Eine erneute Diskussion über den Völkermord an den Armeniern hat nun wieder begonnen. Die aktuelle Diskussion startete diesmal schon lange vor dem 24. April auf Grund einer Äußerung des französischen Präsidenten Nicolas Sarkozy.

Kolumnist der »Today’s Zaman« Markar Esayan schreibt, dass seine Artikel die von 1915 oder von Armeniern handeln mehr Aufmerksamkeit auf sich ziehen als andere. Er fügt hinzu, dass Türken in den letzten Jahrzehnten vieles erlebt haben was darauf hindeutet, dass die türkische Geschichte nicht so abgelaufen sein kann wie es ihnen erzählt wurde.

Als Beispiel dafür sind die Dersim Massaker von 1937-1938 zu nennen, für die sich der türkische Ministerpräsident Recep Tayyip Erdoğan kürzlich entschuldigt hat. Den Türken wurde vom Staat erzählt, dass es Aufstände in Dersim gegeben hat und dass das was passiert ist eine Notwendigkeit war um diese Aufstände zu unterdrücken. Dersim war daher in all der Zeit der Beschuldigte. Bis zur Entschuldigung von Erdogan versuchte kein einflussreicher Politiker die Wahrheit ans Licht zu bringen.
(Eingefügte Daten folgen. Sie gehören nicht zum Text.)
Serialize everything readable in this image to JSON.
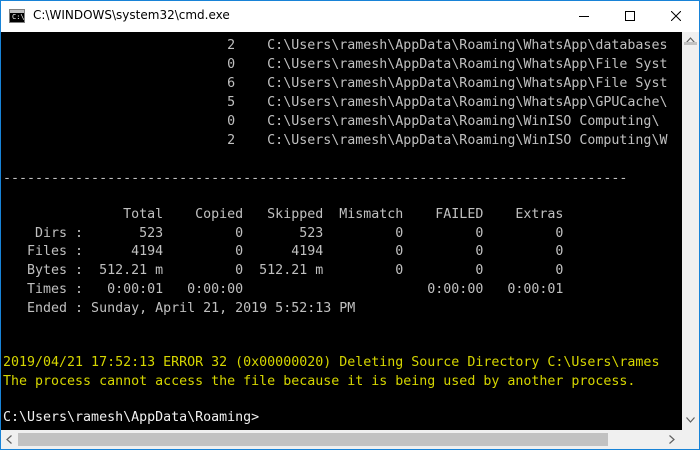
{
  "window": {
    "title": "C:\\WINDOWS\\system32\\cmd.exe",
    "icon_text": "C:\\",
    "accent": "#1883d7"
  },
  "console": {
    "background": "#000000",
    "text_color": "#c0c0c0",
    "warning_color": "#d6d600",
    "lines": [
      "                            2    C:\\Users\\ramesh\\AppData\\Roaming\\WhatsApp\\databases",
      "                            0    C:\\Users\\ramesh\\AppData\\Roaming\\WhatsApp\\File Syst",
      "                            6    C:\\Users\\ramesh\\AppData\\Roaming\\WhatsApp\\File Syst",
      "                            5    C:\\Users\\ramesh\\AppData\\Roaming\\WhatsApp\\GPUCache\\",
      "                            0    C:\\Users\\ramesh\\AppData\\Roaming\\WinISO Computing\\",
      "                            2    C:\\Users\\ramesh\\AppData\\Roaming\\WinISO Computing\\W",
      "",
      "",
      "------------------------------------------------------------------------------",
      "",
      "               Total    Copied   Skipped  Mismatch    FAILED    Extras",
      "    Dirs :       523         0       523         0         0         0",
      "   Files :      4194         0      4194         0         0         0",
      "   Bytes :  512.21 m         0  512.21 m         0         0         0",
      "   Times :   0:00:01   0:00:00                       0:00:00   0:00:01",
      "   Ended : Sunday, April 21, 2019 5:52:13 PM",
      "",
      "",
      "2019/04/21 17:52:13 ERROR 32 (0x00000020) Deleting Source Directory C:\\Users\\rames",
      "The process cannot access the file because it is being used by another process.",
      "",
      "C:\\Users\\ramesh\\AppData\\Roaming>"
    ]
  }
}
Diese Politiker haben die Lüge von Dersim bewusst weitergeführt.

Letztendlich erfuhren die Türken, dass der Grund für die Massaker keine Aufstände waren – Mustafa Kemal Atatürk und İsmet İnönü sahen in den Nicht-Türken eine Bedrohung. Sie beschlossen diese zu unterdrücken und anschließend zu ermorden da sie Kurden und Aleviten waren. Ministerpräsident Erdogan verwies auf diese Tatsache im türkischen Parlament. Aber was ist passiert oder was hat Erdogan dazu verleitet die Wahrheit endlich zu enthüllen?

Die Moral…

Die vorangegangene Einstellung war unmoralisch. Erdoğan hat dies erkannt und nicht auf gleicher unmoralischer Weise agiert berichtet Markar Esayan. Es ist unmoralisch Brutalität, Massaker und Genozide aus politischen Gründen zu leugnen.
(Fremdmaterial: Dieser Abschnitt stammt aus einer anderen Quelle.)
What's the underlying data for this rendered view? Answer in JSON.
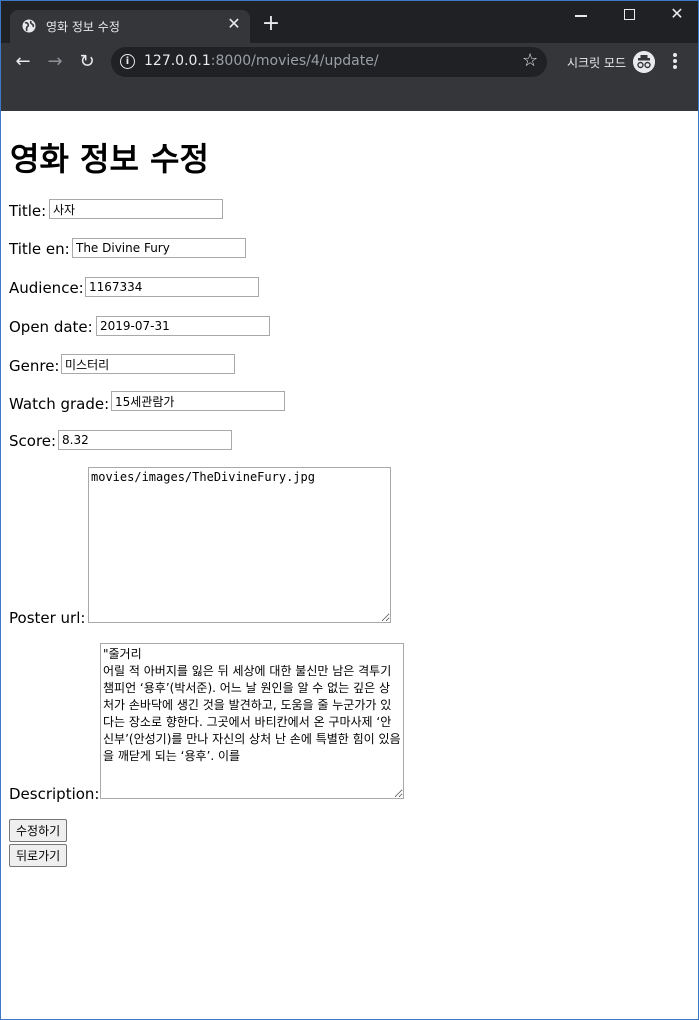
{
  "browser": {
    "tab_title": "영화 정보 수정",
    "url_host": "127.0.0.1",
    "url_rest": ":8000/movies/4/update/",
    "incognito_label": "시크릿 모드"
  },
  "page": {
    "heading": "영화 정보 수정",
    "fields": {
      "title": {
        "label": "Title:",
        "value": "사자"
      },
      "title_en": {
        "label": "Title en:",
        "value": "The Divine Fury"
      },
      "audience": {
        "label": "Audience:",
        "value": "1167334"
      },
      "open_date": {
        "label": "Open date:",
        "value": "2019-07-31"
      },
      "genre": {
        "label": "Genre:",
        "value": "미스터리"
      },
      "watch_grade": {
        "label": "Watch grade:",
        "value": "15세관람가"
      },
      "score": {
        "label": "Score:",
        "value": "8.32"
      },
      "poster_url": {
        "label": "Poster url:",
        "value": "movies/images/TheDivineFury.jpg"
      },
      "description": {
        "label": "Description:",
        "value": "\"줄거리\n어릴 적 아버지를 잃은 뒤 세상에 대한 불신만 남은 격투기 챔피언 ‘용후’(박서준). 어느 날 원인을 알 수 없는 깊은 상처가 손바닥에 생긴 것을 발견하고, 도움을 줄 누군가가 있다는 장소로 향한다. 그곳에서 바티칸에서 온 구마사제 ‘안신부’(안성기)를 만나 자신의 상처 난 손에 특별한 힘이 있음을 깨닫게 되는 ‘용후’. 이를"
      }
    },
    "buttons": {
      "submit": "수정하기",
      "back": "뒤로가기"
    }
  }
}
Die Massaker, der Völkermord an den Armeniern im Jahre 1915 unterscheiden sich was die Charakteristik und ihre Mentalität betrifft nicht von den Massakern in Dersim. Dennoch wird die Türkei dieses großes Leid und den Schmerz noch für eine sehr lange Zeit leugnen, berichtet Markar Esayan. Er hat nicht die Erwartung, dass es hier eine ähnliche öffentliche Diskussion geben wird wie im Fall Dersim.
»Ich sage dies nicht weil ich ein Pessimist bin. Ich bin dieser Ansicht, da die Ereignisse 1915 untertrennbar mit anderen wichtigen strukturellen Sachverhalten der Türkei verknüpft sind. Ich denke, dass der Hauptgrund warum Türken die Diskussion über die Massaker an den Armeniern vermeiden ist, dass ihr Glauben und ihre Überzeugung kollabieren würde.« sagt Esayan.
Es wird von türkischer Seite argumentiert, dass es sich um einen Befreiungskrieg gegen imperialistische Staaten gehandelt habe – doch das ist nicht ganz der Fall, so Esayan.
Die Komitees für Verteidigung und Widerstand welche den Befreiungskrieg organisierten wurden gegründet, um gegen die Griechen und Armenier zu kämpfen. Jedoch ist es wichtig zu erwähnen, dass der Großteil der Gründer dieser Komitees ehemalige Mitglieder des früheren »Komitees für Einheit und Fortschritt« (İttihat ve Terakki) waren, die auf Grund ihrer Verwicklungen in die Ermordungen der Armenier, die im Jahre 1915 stattfanden, zum Tode verurteilt wurden.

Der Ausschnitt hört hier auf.